Stick with the dosing schedule your doctor sets for any of the following:
Osmotic laxatives. These help your stool absorb water from other parts of your body. Fluid-filled poop is softer and easier to pass. Osmotic agents can cause dehydration or a mineral imbalance, especially in older people. Ask your doctor if that’s something you need to worry about.
Common examples of osmotic laxatives include:
Stool softeners. These contain docusate sodium. That’s a chemical that brings water into your stool. You may strain less when you take stool softeners, but they can take a few days to work.
Fiber supplements. You may hear these called bulk-forming laxatives. They’re pills or powders that boost the size of your stool. Like eating more fruits and vegetables, fiber supplements can make UC with constipation worse for some people. Tell your doctor if that happens to you.

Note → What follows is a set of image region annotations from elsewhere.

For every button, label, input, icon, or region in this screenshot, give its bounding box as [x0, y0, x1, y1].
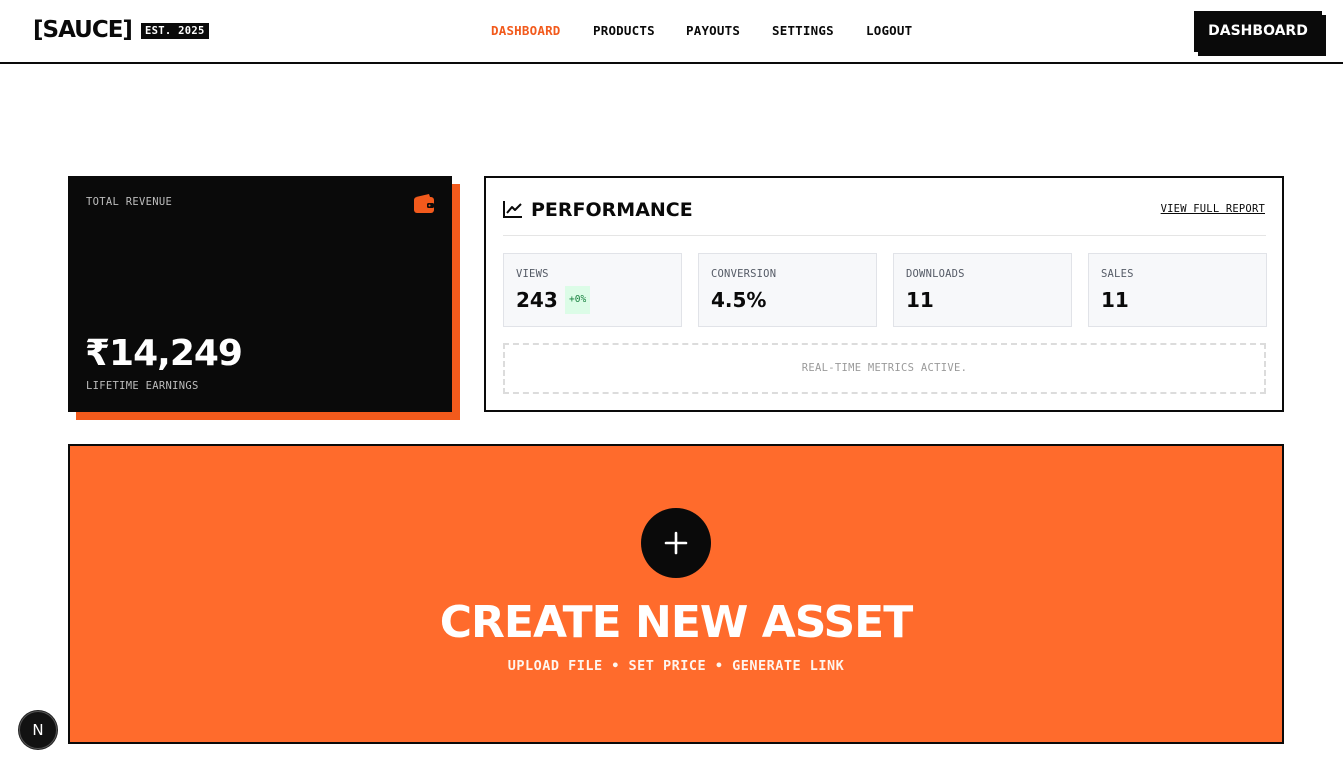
metric-value: 4.5% [711, 288, 767, 312]
plus-icon [664, 531, 688, 555]
brand-logo[interactable]: [SAUCE] [33, 15, 133, 45]
create-asset-title: CREATE NEW ASSET [439, 597, 914, 648]
metric-value: 11 [906, 288, 934, 312]
established-badge: EST. 2025 [141, 23, 209, 39]
trending-chart-icon [503, 201, 522, 218]
metric-sales: SALES 11 [1088, 253, 1267, 327]
change-badge: +0% [565, 286, 591, 314]
metric-label: VIEWS [516, 268, 549, 280]
create-asset-subtitle: UPLOAD FILE • SET PRICE • GENERATE LINK [507, 658, 845, 674]
top-navbar: [SAUCE] EST. 2025 DASHBOARD PRODUCTS PAY… [0, 0, 1343, 64]
nav-dashboard[interactable]: DASHBOARD [491, 23, 561, 39]
performance-title: PERFORMANCE [531, 199, 693, 221]
divider [503, 235, 1266, 236]
metric-label: DOWNLOADS [906, 268, 965, 280]
nav-logout[interactable]: LOGOUT [866, 23, 912, 39]
lifetime-earnings-label: LIFETIME EARNINGS [86, 380, 199, 392]
create-new-asset-panel[interactable]: CREATE NEW ASSET UPLOAD FILE • SET PRICE… [68, 444, 1284, 744]
realtime-status: REAL-TIME METRICS ACTIVE. [503, 343, 1266, 394]
dev-tools-badge[interactable]: N [19, 711, 57, 749]
nav-payouts[interactable]: PAYOUTS [686, 23, 740, 39]
metric-value: 11 [1101, 288, 1129, 312]
metric-downloads: DOWNLOADS 11 [893, 253, 1072, 327]
dashboard-button[interactable]: DASHBOARD [1194, 11, 1322, 52]
create-asset-button[interactable] [641, 508, 711, 578]
view-full-report-link[interactable]: VIEW FULL REPORT [1161, 203, 1265, 215]
nav-settings[interactable]: SETTINGS [772, 23, 834, 39]
revenue-amount: ₹14,249 [85, 333, 243, 374]
metric-label: CONVERSION [711, 268, 777, 280]
wallet-icon [414, 194, 434, 213]
revenue-label: TOTAL REVENUE [86, 196, 173, 208]
metric-label: SALES [1101, 268, 1134, 280]
nav-products[interactable]: PRODUCTS [593, 23, 655, 39]
metric-value: 243 [516, 288, 558, 312]
total-revenue-card: TOTAL REVENUE ₹14,249 LIFETIME EARNINGS [68, 176, 452, 412]
metric-views: VIEWS 243 +0% [503, 253, 682, 327]
metric-conversion: CONVERSION 4.5% [698, 253, 877, 327]
performance-card: PERFORMANCE VIEW FULL REPORT VIEWS 243 +… [484, 176, 1284, 412]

Common examples of fiber supplements include:
- Methylcellulose fiber
- Calcium polycarbophil
- Psyllium fiber
Stimulant laxatives. These force your colon to contract. Stimulants are sometimes used for short-term relief if your constipation is really serious or nothing else helps. But they’re not a good choice for chronic constipation.
Talk to your doctor before you use a stimulant laxative. They can cause unwanted side effects like stomach cramps, dehydration, or a mineral imbalance. And if you use them for a long time, you may not be able to poop without them.
Prescription drugs. Let your doctor know if OTC laxatives or supplements don’t help. They might want you to try other kinds of medication for constipation. Some ease belly pain, soften your stool, or help you have more bowel movements.
When to See a Doctor
It’s normal for your bowel habits to change every now and then. But it’s a good idea to seek care anytime your constipation:
- Lasts longer than 3 weeks
- Keeps you from doing daily activities
- Creates black stool
- Causes weight loss without trying
See your doctor right away if you have ongoing constipation along with symptoms such as:
- Bloody stools
- Serious belly pain
- Throwing up
- Fever
- Lower back pain
Tell your doctor about any medications you’re taking. Bring up any other symptoms that are bothering you. They’ll want to rule out any hidden health problems.